This summer’s Learn & Earn program offered by the nonprofit Youth Enrichment Services is doing real-world research about lead exposure in Pittsburgh’s Lincoln-Lemington community. While developing a health education program, the 20 teenagers — most from Pittsburgh city schools — are improving academic and social skills as well.
Denise Jones, YES program director, serves as project manager. The students are divided into community engagers (who have conversations with residents and build relationships with them); investigators (who interview families and develop and produce health education materials); disseminators (who put together flyers and pamphlets to share information with the community); and analyzers (who use a computerized geographic information system in as they collect and then analyze data on how the environment influences lead exposure, such as the age and quality of housing, by location).
Willie Knight, 16, a Westinghouse Academy junior this fall, said the goal of the analyzers is to understand how the built environment influences lead exposure in Lincoln-Lemington and also to understand how people socialize in the neighborhood. Together with Charles Powell, 14, a Barack Obama Academy of International Studies sophomore, they were counting patrons of two neighborhood stores at a busy intersection one recent afternoon.
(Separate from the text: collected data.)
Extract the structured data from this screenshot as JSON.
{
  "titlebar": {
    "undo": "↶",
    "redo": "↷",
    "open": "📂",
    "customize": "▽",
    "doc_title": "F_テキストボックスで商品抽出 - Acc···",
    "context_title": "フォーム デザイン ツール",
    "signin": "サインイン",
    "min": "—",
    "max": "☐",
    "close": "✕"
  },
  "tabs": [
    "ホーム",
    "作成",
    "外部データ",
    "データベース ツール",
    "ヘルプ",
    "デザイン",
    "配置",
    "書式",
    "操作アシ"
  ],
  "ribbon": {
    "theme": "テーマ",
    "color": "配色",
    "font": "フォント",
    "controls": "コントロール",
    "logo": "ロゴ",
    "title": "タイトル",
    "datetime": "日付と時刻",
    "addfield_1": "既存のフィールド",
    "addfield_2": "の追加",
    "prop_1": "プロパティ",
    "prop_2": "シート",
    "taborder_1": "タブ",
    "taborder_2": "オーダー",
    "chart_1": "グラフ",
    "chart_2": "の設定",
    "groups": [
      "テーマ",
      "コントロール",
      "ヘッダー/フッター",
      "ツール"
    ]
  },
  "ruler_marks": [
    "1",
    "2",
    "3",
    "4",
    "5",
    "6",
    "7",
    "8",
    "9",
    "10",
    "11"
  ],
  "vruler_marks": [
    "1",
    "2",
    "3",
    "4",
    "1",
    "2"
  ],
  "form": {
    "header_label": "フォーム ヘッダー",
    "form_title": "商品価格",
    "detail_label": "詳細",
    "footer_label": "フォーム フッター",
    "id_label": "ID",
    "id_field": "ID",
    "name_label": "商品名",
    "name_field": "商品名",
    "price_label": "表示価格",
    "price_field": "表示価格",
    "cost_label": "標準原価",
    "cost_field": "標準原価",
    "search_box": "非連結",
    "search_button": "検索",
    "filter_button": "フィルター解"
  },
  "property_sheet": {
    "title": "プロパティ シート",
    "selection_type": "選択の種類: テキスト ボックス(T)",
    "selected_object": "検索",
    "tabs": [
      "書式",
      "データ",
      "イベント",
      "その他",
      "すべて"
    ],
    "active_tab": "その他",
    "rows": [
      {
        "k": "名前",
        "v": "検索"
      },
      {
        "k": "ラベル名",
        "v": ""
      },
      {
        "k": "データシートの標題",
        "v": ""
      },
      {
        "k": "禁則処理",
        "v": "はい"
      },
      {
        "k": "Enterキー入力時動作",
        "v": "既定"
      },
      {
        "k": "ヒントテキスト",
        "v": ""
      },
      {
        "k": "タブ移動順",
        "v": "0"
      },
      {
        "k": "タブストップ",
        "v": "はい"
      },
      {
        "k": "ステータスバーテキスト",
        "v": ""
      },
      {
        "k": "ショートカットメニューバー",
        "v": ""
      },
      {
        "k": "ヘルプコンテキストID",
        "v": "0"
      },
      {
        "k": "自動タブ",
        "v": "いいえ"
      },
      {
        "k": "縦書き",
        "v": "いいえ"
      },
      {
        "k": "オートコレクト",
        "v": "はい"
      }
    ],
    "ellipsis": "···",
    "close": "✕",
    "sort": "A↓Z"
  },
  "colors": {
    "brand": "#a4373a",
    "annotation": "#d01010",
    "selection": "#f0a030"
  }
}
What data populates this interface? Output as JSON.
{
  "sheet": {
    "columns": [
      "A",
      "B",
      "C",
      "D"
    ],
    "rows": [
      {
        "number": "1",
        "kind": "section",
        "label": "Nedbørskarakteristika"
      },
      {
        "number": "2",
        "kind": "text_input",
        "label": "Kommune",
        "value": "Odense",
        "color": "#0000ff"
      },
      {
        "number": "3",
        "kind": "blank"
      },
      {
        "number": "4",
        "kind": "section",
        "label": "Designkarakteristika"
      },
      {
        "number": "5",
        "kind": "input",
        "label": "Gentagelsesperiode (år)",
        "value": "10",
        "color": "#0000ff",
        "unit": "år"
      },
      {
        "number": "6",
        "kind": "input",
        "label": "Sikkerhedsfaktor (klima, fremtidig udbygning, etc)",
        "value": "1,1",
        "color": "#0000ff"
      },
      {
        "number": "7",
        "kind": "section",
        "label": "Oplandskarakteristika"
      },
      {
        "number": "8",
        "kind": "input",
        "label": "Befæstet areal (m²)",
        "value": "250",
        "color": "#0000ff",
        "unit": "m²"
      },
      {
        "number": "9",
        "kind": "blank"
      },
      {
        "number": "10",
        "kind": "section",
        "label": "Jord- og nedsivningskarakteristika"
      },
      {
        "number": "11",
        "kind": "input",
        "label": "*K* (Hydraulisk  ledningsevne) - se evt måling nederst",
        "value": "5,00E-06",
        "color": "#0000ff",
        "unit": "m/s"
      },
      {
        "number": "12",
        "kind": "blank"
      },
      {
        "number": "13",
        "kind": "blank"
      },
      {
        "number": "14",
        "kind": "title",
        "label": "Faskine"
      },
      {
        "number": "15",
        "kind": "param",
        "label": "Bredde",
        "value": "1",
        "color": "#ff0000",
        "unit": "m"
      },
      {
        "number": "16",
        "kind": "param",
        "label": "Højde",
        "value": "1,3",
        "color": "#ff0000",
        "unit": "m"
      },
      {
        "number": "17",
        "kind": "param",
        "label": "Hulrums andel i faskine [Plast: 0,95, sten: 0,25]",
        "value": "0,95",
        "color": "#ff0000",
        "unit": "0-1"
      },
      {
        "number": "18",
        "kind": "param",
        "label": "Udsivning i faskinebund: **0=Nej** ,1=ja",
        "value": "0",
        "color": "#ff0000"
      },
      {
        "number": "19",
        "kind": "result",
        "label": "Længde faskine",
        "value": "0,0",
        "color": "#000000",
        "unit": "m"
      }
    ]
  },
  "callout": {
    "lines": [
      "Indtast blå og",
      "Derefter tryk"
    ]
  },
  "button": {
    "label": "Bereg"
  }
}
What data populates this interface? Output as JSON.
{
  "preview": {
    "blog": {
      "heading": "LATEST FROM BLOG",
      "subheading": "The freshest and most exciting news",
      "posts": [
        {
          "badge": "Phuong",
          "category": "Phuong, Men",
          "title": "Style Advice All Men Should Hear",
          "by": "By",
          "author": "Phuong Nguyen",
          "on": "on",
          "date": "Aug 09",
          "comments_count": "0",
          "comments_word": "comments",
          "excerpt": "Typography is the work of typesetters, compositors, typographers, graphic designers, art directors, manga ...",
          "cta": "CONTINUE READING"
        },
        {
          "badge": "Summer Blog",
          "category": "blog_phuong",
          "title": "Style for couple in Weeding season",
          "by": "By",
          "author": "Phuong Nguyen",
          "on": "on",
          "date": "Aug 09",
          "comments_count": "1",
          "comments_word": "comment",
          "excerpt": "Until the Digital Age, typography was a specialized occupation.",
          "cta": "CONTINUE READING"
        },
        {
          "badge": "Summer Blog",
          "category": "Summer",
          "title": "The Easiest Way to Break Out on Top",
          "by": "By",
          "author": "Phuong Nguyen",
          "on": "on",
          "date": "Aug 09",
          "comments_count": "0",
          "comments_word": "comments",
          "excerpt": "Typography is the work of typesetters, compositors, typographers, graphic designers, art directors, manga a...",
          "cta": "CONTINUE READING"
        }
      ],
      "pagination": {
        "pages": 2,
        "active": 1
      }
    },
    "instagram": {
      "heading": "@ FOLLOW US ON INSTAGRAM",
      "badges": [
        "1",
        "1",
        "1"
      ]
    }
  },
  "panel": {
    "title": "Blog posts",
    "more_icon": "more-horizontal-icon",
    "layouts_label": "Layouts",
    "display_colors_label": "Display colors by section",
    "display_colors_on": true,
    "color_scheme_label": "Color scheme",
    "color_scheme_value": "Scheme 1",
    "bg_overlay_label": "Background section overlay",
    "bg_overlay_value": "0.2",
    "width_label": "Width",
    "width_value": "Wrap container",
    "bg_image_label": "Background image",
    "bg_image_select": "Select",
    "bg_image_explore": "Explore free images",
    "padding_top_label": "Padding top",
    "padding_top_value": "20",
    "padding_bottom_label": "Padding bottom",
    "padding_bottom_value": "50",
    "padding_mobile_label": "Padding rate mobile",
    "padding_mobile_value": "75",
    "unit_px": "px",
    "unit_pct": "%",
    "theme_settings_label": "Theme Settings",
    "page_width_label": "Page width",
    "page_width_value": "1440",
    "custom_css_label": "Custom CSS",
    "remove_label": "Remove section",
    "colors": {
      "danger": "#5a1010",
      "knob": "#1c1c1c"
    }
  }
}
“We’re setting up for other groups; it’s a step before they go house to house,” Willie said.
He said a trip to Flint, Mich., in June taught him a lot about the water crisis there, how corrosive chemicals led to contaminated water. And how rescue efforts sometimes fell short: “One man with two kids got six cases of water a day, but it wasn’t enough.” They had hands-on experience in a community garden there and learned about the process of replacing water lines containing lead.
Now, he said, he would tell people to protect themselves: “Get lead levels checked if you move into a house. For an older person, it’s not an issue.”
Charles said he’s familiar with the hazard of lead in paint through his father’s work with the Urban Redevelopment Authority.
“They ask if there are young children in the home. People taking old paint out wear masks,” he said. “They use power hoses to clean out the dust,” he said, describing the wet cleaning method that is the standard for lead-safe home remodeling.
By late July, the group had already been instructed about the health hazards from lead exposure by Karen Hacker, director of the Allegheny County Health Department. In the Flint trip, they talked to people affected by the lead contamination in the water supply there and to those who worked to bring solutions to the crisis, including the mayor, urban gardeners, contractors and community activists. They learned about the context in which the crisis happened, Ms. Jones said.
“As soon as the students understood the social inequity, the marginalization of different communities, they could see the impact more directly… When they engage with the [Lincoln-Lemington] families they will learn more.”
The teen investigators plan interviews with 20 families in the neighborhood, she said. Pulling the information together, the students plan to present a health education forum Aug. 5 at the regular monthly Lincoln-Lemington community meeting.